If you look at the image, it resembles a neural network. The edges may even have weights just like a neural network (check the transformer_weights parameter on the StackingLayer class) and also be deeper. The problem with stacked generalization is that, as models aren’t differentiable, we can’t train them using something like gradient descent. Instead, we build each layer one by one. To be able to generate a data set for the next layer on the model, we need to basically run a cross validation on the previous layer and use the predictions for the holdout sets as the new training set. The act of generating a new training set from the estimator’s cross validation predictions is called by some as blending [MLW2015]. There are several strategies for this step, so if you want to learn more about it, check the stacking strategies chapter.

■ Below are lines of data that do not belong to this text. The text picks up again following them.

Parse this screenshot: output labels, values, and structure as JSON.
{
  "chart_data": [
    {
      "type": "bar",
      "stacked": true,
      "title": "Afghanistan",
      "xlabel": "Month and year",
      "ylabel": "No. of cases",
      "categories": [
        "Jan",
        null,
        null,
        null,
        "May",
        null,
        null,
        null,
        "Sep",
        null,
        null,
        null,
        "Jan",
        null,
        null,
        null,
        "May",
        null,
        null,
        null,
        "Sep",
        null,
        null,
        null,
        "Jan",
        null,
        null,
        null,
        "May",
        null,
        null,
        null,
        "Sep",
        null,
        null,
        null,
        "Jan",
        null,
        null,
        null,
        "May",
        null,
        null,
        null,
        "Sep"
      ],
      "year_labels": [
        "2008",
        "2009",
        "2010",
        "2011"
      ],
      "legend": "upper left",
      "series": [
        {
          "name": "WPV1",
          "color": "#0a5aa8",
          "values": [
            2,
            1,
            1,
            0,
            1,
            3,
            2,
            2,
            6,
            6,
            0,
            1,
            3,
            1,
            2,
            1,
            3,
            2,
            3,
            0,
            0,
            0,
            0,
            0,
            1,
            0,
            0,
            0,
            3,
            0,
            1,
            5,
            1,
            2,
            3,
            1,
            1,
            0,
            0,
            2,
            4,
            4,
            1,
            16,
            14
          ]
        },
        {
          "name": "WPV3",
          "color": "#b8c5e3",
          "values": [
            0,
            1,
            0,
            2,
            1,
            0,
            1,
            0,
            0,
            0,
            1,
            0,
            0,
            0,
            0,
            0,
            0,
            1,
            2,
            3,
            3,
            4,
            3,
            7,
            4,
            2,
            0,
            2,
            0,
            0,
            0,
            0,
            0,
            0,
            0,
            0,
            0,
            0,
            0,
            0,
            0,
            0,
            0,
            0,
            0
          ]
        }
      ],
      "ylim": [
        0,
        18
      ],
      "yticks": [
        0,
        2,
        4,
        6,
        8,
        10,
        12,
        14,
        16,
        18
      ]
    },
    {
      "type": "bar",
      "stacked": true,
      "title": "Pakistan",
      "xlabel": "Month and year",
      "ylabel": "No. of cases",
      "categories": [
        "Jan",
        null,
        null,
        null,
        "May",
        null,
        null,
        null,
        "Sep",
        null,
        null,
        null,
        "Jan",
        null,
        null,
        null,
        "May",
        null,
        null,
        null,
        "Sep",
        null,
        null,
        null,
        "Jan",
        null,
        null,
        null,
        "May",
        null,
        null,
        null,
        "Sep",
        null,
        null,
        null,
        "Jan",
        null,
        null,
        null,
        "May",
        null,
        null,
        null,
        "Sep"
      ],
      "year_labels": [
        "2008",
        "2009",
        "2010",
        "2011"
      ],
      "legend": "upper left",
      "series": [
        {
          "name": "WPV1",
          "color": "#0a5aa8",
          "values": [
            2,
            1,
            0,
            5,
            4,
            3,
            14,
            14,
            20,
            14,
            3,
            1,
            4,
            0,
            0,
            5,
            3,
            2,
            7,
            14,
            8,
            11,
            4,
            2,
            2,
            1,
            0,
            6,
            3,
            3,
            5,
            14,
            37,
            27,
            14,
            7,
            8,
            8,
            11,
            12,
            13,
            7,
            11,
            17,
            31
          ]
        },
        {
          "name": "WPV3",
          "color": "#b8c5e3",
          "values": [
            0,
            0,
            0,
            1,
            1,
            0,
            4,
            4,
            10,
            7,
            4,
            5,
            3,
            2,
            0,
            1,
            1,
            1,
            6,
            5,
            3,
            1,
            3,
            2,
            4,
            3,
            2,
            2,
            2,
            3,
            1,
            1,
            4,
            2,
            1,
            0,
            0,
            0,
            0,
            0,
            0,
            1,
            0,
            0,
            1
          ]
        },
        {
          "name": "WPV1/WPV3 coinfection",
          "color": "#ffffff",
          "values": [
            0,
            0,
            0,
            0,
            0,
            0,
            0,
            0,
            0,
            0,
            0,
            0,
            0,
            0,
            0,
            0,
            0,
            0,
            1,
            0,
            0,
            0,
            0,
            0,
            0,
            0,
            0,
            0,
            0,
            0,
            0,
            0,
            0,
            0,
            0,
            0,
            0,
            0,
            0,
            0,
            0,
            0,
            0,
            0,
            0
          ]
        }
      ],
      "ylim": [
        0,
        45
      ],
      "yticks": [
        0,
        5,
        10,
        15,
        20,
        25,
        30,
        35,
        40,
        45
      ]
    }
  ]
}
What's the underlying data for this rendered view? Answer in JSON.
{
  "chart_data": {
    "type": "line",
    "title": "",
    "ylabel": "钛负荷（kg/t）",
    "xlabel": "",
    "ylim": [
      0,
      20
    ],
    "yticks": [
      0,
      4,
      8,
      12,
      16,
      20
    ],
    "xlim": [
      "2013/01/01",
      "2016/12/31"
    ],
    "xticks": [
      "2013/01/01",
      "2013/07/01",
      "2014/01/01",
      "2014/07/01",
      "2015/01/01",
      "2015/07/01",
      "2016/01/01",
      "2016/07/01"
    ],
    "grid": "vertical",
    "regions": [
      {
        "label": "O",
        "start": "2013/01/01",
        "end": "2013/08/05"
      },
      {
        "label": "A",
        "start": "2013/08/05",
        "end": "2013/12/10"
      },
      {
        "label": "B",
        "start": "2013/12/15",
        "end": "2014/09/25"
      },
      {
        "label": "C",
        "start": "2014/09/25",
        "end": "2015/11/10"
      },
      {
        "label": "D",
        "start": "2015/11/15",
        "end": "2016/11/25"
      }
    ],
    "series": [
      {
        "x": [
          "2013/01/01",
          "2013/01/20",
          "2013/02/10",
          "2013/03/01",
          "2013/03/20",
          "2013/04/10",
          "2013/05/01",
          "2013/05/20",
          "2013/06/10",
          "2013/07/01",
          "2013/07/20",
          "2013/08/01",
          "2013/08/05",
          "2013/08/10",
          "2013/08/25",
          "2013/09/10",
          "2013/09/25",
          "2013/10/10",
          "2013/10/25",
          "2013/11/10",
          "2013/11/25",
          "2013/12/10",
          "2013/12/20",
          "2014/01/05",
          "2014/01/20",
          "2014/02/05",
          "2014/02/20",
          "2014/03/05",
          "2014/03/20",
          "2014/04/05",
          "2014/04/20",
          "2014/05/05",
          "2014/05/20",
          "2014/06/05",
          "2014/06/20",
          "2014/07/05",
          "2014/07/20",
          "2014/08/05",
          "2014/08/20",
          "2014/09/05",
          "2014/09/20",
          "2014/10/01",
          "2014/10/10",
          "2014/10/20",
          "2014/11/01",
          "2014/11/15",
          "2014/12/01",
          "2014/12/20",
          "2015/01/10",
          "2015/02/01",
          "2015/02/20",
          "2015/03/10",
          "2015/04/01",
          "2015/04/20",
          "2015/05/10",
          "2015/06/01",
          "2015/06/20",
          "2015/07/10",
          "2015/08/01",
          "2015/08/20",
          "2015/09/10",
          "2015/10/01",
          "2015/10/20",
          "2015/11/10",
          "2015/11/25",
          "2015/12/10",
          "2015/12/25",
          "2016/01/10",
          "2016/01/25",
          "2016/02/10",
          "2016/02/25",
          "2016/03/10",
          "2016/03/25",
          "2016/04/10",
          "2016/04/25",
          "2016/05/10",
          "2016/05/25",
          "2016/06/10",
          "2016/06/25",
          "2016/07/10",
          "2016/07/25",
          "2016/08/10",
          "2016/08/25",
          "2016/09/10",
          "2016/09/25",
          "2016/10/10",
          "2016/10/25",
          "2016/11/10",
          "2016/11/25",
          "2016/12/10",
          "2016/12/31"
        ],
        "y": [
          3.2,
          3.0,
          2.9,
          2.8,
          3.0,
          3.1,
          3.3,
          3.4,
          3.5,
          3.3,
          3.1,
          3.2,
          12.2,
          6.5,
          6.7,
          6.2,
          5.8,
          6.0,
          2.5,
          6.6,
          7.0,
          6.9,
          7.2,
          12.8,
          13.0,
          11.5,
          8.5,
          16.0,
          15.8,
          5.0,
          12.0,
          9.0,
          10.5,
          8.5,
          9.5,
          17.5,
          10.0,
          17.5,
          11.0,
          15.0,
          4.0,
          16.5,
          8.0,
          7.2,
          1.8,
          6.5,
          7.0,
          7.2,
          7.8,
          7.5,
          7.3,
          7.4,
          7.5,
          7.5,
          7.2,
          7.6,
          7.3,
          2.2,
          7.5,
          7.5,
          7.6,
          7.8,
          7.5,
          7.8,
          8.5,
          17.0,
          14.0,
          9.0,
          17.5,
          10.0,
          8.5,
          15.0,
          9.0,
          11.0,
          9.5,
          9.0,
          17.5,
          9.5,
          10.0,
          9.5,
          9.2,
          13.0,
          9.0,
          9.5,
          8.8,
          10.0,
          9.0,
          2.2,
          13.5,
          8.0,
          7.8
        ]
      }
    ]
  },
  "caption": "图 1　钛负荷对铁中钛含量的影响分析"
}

Suppose we are building a stacked ensemble with two layers and the chosen blending method uses a 2-fold cross validation scheme. The basic algorithm is as follows:

  1. Split the training set in 2 parts;
  2. Train each estimator on the first layer using the first part of the training set and create predictions for the second part
  3. Train each estimator on the first layer using the second part of the training set and create predictions for the first part
  4. Use these predictions to train the estimators on the next layer
  5. Train each of the first layers estimators with the whole training set

The interesting part is the final estimator should perform at least as well as the best estimator used on the inner layers of our model [W1992].

Restacking

The stacked generalization framework is quite flexible, so we can play around with some architectures. One example that may help improve a stacked ensemble performance is restacking [MM2017]: we pass the training set unchanged from one layer to the other.

../_images/restack_graph.png

This may improve the stacked ensemble performance in some cases, specially for more complicated ensembles with multiple layers. A good example that uses multiple layers and restacking in practice is Kaggle’s 2015 Dato competition winner.

References

[W1992](1, 2)
    1. Wolpert, “Stacked Generalization”, Neural Networks, Vol. 5, No. 5, 1992.
[MLW2015]Hendrik Jacob van Veen, Le Nguyen The Dat, Armando Segnini. 2015. Kaggle Ensembling Guide. [accessed 2018 Jul 16]. https://mlwave.com/kaggle-ensembling-guide/
[MM2017]Michailidis, Marios; (2017) Investigating machine learning methods in recommender systems. Doctoral thesis (Ph.D), UCL (University College London).